There’s more, but I think these four ejemplos get to my point rather well. I realize life is full of contradictions but I’ve never fully felt – or lived them – before until I came and lived in Mexico, as these contradictions have a huge impact on our way of life (or, at least, how we are dealing with our way of life here). I hope I’m not coming off as too whiny because I don’t mean to sound like I’m complaining – it’s just an interesting state of mind looking and dealing with the world around us through these contradictions. I believe my view through these contradictions will then dictate how happy I am (and, as a mother I do feel many times the added pressure of working at that happiness, because if I’m unhappy, then most likely that unhappiness will translate and affect the rest of my family – and I’m sure many fellow mothers will agree with that statement and added pressure).
I can focus on the bad driving conditions and how hard it is to constantly make healthy eating habits here and how I am CONSTANTLY vacuuming up dirt and half-chewed leaves from two cats who apparently are always starving no matter how much food we give them. And how we are so very excited to travel and see many of the beautiful sights while we are in Mexico – we just have to be careful where we go and how we get there. And after 8 months of living here I have yet to see a single worm in the house so I’m starting to seriously think hubby fabricated his worm-encounter altogether.

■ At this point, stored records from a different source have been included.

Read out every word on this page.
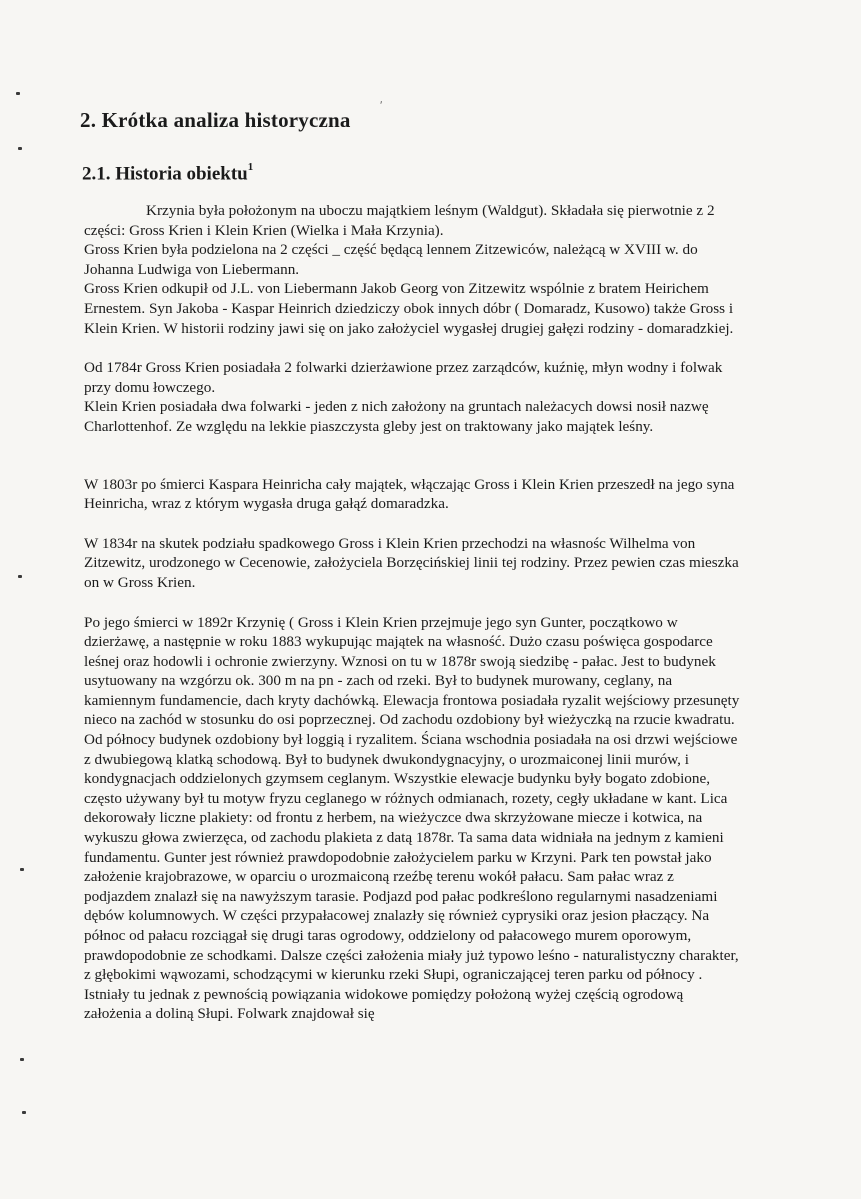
ʹ
2. Krótka analiza historyczna
2.1. Historia obiektu$^1$

Krzynia była położonym na uboczu majątkiem leśnym (Waldgut). Składała się pierwotnie z 2 części: Gross Krien i Klein Krien (Wielka i Mała Krzynia).

Gross Krien była podzielona na 2 części _ część będącą lennem Zitzewiców, należącą w XVIII w. do Johanna Ludwiga von Liebermann.

Gross Krien odkupił od J.L. von Liebermann Jakob Georg von Zitzewitz wspólnie z bratem Heirichem Ernestem. Syn Jakoba - Kaspar Heinrich dziedziczy obok innych dóbr ( Domaradz, Kusowo) także Gross i Klein Krien. W historii rodziny jawi się on jako założyciel wygasłej drugiej gałęzi rodziny - domaradzkiej.

Od 1784r Gross Krien posiadała 2 folwarki dzierżawione przez zarządców, kuźnię, młyn wodny i folwak przy domu łowczego.

Klein Krien posiadała dwa folwarki - jeden z nich założony na gruntach należacych dowsi nosił nazwę Charlottenhof. Ze względu na lekkie piaszczysta gleby jest on traktowany jako majątek leśny.

W 1803r po śmierci Kaspara Heinricha cały majątek, włączając Gross i Klein Krien przeszedł na jego syna Heinricha, wraz z którym wygasła druga gałąź domaradzka.

W 1834r na skutek podziału spadkowego Gross i Klein Krien przechodzi na własnośc Wilhelma von Zitzewitz, urodzonego w Cecenowie, założyciela Borzęcińskiej linii tej rodziny. Przez pewien czas mieszka on w Gross Krien.

Po jego śmierci w 1892r Krzynię ( Gross i Klein Krien przejmuje jego syn Gunter, początkowo w dzierżawę, a następnie w roku 1883 wykupując majątek na własność. Dużo czasu poświęca gospodarce leśnej oraz hodowli i ochronie zwierzyny. Wznosi on tu w 1878r swoją siedzibę - pałac. Jest to budynek usytuowany na wzgórzu ok. 300 m na pn - zach od rzeki. Był to budynek murowany, ceglany, na kamiennym fundamencie, dach kryty dachówką. Elewacja frontowa posiadała ryzalit wejściowy przesunęty nieco na zachód w stosunku do osi poprzecznej. Od zachodu ozdobiony był wieżyczką na rzucie kwadratu. Od północy budynek ozdobiony był loggią i ryzalitem. Ściana wschodnia posiadała na osi drzwi wejściowe z dwubiegową klatką schodową. Był to budynek dwukondygnacyjny, o urozmaiconej linii murów, i kondygnacjach oddzielonych gzymsem ceglanym. Wszystkie elewacje budynku były bogato zdobione, często używany był tu motyw fryzu ceglanego w różnych odmianach, rozety, cegły układane w kant. Lica dekorowały liczne plakiety: od frontu z herbem, na wieżyczce dwa skrzyżowane miecze i kotwica, na wykuszu głowa zwierzęca, od zachodu plakieta z datą 1878r. Ta sama data widniała na jednym z kamieni fundamentu. Gunter jest również prawdopodobnie założycielem parku w Krzyni. Park ten powstał jako założenie krajobrazowe, w oparciu o urozmaiconą rzeźbę terenu wokół pałacu. Sam pałac wraz z podjazdem znalazł się na nawyższym tarasie. Podjazd pod pałac podkreślono regularnymi nasadzeniami dębów kolumnowych. W części przypałacowej znalazły się również cyprysiki oraz jesion płaczący. Na północ od pałacu rozciągał się drugi taras ogrodowy, oddzielony od pałacowego murem oporowym, prawdopodobnie ze schodkami. Dalsze części założenia miały już typowo leśno - naturalistyczny charakter, z głębokimi wąwozami, schodzącymi w kierunku rzeki Słupi, ograniczającej teren parku od północy . Istniały tu jednak z pewnością powiązania widokowe pomiędzy położoną wyżej częścią ogrodową założenia a doliną Słupi. Folwark znajdował się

After living here for ocho meses I would describe Mexico as one big, crazy, colorful, loud and friendly contradiction in and of itself. Mexico will never change for me, no matter how hard I try and be a good driving example, or how much I change authentic Mex cuisine recipes to lighter, less caloric fare (by the way, don’t bother – it’s not worth it). Its security issues aren’t going to improve just for the sake of our family’s travel wishes; and scolding my unblinking kitties yet again for digging in my plants is also a wasted effort.
My favorite idiom about contradictions and how we perceive them is the “glass half empty or half full” phrase. Some days the glass is half full – some days half empty – it’s simply how you perceive it, right?
Well, living in Mexico for 8 months has taught me that on the “half empty days” – simply fill your glass with some tequila.